Comprehensive UFC fights analysis using machine learning models and stats technics. Contain a written report, code, and data
- 🧹 Data Cleaning: Numpy, Pandas, sklearn (LabelEncoder, SimpleImputer, train_test_split, StandardScaler), xgboost (XGBClassifier).
- 👀 Data Visualization: mathplotlib.pyplot, seaborn, sklearn (plot_tree).
- 🤖 Machine Learning Model: Random Forest, Logistic Regression, Linear Discriminant Analysis, Ridge Regression, Boosting.
- 🎯 Optimization: Standardization, Cross-validation, and Feature selections
Able to predict a fight with a 66.7% accuracy score 🎉 using logistic regression with only data engineering (see below for more info).

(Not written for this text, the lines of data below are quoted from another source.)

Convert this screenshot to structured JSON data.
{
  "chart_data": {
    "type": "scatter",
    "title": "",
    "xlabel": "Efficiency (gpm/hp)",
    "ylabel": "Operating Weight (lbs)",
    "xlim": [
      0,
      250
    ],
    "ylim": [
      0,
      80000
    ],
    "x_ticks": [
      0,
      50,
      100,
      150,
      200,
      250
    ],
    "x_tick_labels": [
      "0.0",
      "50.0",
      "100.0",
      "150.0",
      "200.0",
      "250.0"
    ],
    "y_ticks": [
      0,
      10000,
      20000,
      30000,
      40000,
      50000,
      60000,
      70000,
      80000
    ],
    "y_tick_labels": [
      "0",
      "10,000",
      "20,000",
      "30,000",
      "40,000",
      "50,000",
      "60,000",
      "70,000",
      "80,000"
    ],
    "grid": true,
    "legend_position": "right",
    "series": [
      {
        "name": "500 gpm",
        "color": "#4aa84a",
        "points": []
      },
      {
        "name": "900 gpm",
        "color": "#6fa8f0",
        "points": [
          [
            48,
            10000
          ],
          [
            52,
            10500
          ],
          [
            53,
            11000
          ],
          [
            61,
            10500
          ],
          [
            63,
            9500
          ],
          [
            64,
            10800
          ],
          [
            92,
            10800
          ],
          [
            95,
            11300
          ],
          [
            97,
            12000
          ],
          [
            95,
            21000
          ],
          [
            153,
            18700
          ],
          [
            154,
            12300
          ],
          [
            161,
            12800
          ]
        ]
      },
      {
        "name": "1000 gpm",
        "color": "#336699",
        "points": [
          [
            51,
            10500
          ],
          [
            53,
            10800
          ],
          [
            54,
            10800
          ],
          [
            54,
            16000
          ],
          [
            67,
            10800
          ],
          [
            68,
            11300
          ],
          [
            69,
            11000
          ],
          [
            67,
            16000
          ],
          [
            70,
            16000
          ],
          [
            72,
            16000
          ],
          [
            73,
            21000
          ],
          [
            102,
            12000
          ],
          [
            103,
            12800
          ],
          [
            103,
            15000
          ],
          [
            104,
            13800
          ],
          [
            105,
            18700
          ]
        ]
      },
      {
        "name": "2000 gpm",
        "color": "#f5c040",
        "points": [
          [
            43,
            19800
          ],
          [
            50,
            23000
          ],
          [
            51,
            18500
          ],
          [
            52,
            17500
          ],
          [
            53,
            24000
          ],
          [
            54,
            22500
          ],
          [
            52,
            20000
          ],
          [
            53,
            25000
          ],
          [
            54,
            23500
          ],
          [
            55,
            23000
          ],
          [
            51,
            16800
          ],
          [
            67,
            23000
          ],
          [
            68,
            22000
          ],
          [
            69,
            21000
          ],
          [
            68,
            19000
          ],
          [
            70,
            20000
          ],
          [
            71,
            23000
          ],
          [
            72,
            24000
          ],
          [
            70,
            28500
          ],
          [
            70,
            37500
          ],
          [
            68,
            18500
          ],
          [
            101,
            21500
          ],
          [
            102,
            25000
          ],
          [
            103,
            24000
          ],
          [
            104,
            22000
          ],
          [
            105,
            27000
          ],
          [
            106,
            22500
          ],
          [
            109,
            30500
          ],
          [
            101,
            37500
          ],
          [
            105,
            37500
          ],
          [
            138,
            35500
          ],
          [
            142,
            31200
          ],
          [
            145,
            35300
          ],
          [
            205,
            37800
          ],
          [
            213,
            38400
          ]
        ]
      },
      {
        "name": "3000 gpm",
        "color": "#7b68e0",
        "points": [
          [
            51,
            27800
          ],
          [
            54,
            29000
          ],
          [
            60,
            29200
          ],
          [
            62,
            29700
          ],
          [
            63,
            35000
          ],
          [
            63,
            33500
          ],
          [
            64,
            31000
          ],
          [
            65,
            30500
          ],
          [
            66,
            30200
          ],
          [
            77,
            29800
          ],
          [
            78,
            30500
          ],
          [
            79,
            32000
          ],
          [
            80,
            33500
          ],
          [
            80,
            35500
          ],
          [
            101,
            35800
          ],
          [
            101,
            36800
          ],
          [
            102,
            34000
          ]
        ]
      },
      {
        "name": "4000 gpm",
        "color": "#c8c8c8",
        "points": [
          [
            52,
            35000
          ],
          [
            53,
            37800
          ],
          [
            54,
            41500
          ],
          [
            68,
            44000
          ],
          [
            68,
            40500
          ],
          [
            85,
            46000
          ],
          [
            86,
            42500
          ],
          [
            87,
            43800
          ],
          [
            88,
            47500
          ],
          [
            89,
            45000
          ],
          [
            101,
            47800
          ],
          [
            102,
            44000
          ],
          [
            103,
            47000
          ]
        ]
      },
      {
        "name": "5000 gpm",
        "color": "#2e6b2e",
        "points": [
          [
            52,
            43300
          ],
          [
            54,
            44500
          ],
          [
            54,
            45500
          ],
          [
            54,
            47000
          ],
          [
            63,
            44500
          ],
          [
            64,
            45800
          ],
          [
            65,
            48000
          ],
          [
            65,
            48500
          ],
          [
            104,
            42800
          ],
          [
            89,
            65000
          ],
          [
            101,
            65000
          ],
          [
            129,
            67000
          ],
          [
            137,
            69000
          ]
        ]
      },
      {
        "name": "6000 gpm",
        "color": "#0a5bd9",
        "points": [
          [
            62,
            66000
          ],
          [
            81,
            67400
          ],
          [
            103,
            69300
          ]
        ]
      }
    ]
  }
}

As the popularity of combat sports continues to rise, many casual viewers fail to grasp the intricacies of mixed martial arts (MMA). In the earlier days of the UFC, when fighters specialized in a single discipline like wrestling or boxing, predicting winners based on fighting style was relatively easier. However, in today's highly competitive landscape, successful fighters must possess a well-rounded understanding of all aspects of MMA, adding complexity to the sport. This paper aims to predict fight outcomes by leveraging historical fight data, fighter records, and physical attributes. Throughout the study, we explore the impact of physical attributes and identify the most effective machine learning model for prediction. Our approach involves feature engineering on the provided dataset, followed by a comparison of models such as logistic regression (LR), linear discriminant analysis (LDA), ridge regression, and boosting, using random forest as a baseline. Furthermore, we employ optimization techniques like standardization, cross-validation, and feature selection to improve accuracy. Surprisingly, logistic regression achieves a 66.7% accuracy score with data engineering alone. Additionally, based on the dataset, we observe a positive correlation between fight winners and advantages in reach/age. This finding suggests a cyclical nature in combat sports, where skill prevails over physical attributes, except when both fighters possess equal skills, in which case physical attributes play a more significant role. In essence, one can overcome a larger opponent with superior skills, but not when the larger opponent possesses equivalent skills.